Setting aside the cringey introduction of the youngest Sidney, the initial framework set up is fascinating. Each timeline has its own set of mysteries to unravel, from the curious friendship Sidney has in high school with a jock named Brett (Blake Jenner), to the dissolution of his marriage in his 20s to the book burning in his 30s. But there’s no rhyme or reason to why we intercut between the different arcs. Scenes just bleed into one another with no real structure, with Lerman’s facial hair the only way to distinguish time and place. The movie becomes an overlong slog with too many spinning plates all crashing down on the same down note in the same sullen sequence of tragic revelations in the third act.

It’s honestly the most irritating film in recent memory for how many overdramatic twists Christensen stacks up by the film’s end. Over the course of two hours, no character gets fleshed out very well, least of all Sidney, but almost every single other person in his life has some tragedy befall them, whether it’s an actual loss or the cruel joke of how poorly written they are. No one has written a woman more pathetically than Christensen and Dolan have written Michelle Monaghan as Sidney’s mother, but Elle Fanning as his manic pixie dream girl spouse comes perilously close.

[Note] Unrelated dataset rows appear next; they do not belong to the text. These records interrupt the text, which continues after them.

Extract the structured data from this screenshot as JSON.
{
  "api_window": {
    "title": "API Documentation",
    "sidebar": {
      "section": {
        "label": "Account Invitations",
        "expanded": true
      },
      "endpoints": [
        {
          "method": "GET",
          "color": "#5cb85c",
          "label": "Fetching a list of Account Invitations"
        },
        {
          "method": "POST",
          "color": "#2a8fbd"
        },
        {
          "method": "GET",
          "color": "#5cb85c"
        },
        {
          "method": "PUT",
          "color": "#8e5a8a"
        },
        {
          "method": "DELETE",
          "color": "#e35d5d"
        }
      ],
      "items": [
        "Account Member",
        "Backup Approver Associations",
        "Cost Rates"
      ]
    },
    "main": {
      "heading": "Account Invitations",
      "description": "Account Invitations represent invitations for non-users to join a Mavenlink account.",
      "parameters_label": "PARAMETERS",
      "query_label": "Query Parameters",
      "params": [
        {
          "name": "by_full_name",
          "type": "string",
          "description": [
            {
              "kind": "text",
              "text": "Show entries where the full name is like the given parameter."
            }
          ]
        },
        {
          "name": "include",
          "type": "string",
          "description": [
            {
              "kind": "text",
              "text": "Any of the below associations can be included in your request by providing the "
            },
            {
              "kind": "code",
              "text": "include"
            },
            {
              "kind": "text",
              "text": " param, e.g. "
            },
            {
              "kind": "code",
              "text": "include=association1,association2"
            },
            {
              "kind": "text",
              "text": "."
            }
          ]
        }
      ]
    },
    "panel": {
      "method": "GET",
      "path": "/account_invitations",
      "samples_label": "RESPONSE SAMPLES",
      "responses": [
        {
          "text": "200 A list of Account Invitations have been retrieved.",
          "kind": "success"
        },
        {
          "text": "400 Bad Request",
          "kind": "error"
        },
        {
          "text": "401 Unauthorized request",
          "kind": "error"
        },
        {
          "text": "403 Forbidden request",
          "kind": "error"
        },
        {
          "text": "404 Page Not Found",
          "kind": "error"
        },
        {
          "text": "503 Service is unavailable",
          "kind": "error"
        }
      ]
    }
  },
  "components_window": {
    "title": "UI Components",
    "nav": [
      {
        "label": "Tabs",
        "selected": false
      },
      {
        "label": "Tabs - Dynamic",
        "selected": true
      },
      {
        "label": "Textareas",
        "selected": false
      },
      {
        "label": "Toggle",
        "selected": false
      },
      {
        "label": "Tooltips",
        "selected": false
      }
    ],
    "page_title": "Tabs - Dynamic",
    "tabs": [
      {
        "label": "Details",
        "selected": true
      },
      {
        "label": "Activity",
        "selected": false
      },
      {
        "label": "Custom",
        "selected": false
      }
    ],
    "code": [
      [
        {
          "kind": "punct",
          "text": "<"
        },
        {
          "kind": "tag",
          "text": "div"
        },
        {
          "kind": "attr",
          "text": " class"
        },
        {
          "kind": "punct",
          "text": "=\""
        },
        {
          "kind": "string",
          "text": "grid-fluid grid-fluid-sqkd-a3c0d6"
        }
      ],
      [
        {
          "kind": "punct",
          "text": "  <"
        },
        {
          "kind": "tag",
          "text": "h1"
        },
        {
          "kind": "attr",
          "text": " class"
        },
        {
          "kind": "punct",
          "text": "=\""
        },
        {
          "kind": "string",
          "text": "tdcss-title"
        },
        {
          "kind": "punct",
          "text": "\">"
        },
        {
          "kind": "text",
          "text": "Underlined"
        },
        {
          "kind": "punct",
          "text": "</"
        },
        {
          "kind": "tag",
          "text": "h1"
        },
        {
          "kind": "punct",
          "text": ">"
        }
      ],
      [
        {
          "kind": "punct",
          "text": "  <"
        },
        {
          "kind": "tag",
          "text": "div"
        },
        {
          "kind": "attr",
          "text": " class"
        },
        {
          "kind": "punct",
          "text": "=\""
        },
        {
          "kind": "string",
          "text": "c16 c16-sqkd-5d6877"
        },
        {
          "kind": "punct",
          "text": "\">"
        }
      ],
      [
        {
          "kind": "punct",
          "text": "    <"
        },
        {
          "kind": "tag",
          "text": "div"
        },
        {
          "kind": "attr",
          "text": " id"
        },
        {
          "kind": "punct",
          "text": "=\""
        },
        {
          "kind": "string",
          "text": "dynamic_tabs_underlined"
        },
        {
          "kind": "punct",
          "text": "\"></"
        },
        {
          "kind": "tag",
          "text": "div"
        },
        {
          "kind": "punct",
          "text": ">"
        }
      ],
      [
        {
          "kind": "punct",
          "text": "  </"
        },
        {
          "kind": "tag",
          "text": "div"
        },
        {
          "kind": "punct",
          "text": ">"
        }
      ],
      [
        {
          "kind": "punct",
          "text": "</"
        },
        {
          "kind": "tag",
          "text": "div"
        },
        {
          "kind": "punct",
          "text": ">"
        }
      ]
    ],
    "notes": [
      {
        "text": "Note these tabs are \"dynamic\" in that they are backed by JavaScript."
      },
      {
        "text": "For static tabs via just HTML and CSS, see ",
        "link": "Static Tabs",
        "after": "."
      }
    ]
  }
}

How someone could waste this many talented actors and this much screen time for a film with the cumulative dramatic weight of a solipsistic short story that wouldn’t find room in even the most forgiving collegiate lit mag is astonishing, but what’s most difficult to swallow is knowing Christensen really thought he had something profound on his hands. The film lifts so much from the mythos of Salinger and other reclusive writers without finding anything of substance to say about any of them. This is a film where reading a Wikipedia summary of every plot reveal in succession would conjure only labored laughter, despite how objectively sad the subject matter may be. It’s that fake deep, pointless and, quite frankly, embarrassing. It’s a shame Lerman chose this role and this film to help him transition into more meaningful dramatic fare only for him to somehow be upstaged by, of all people, Blake fucking Jenner.

There’s a lot of mysteries to solve here, but the most important one is whether or not anyone will find a worse film released in 2018.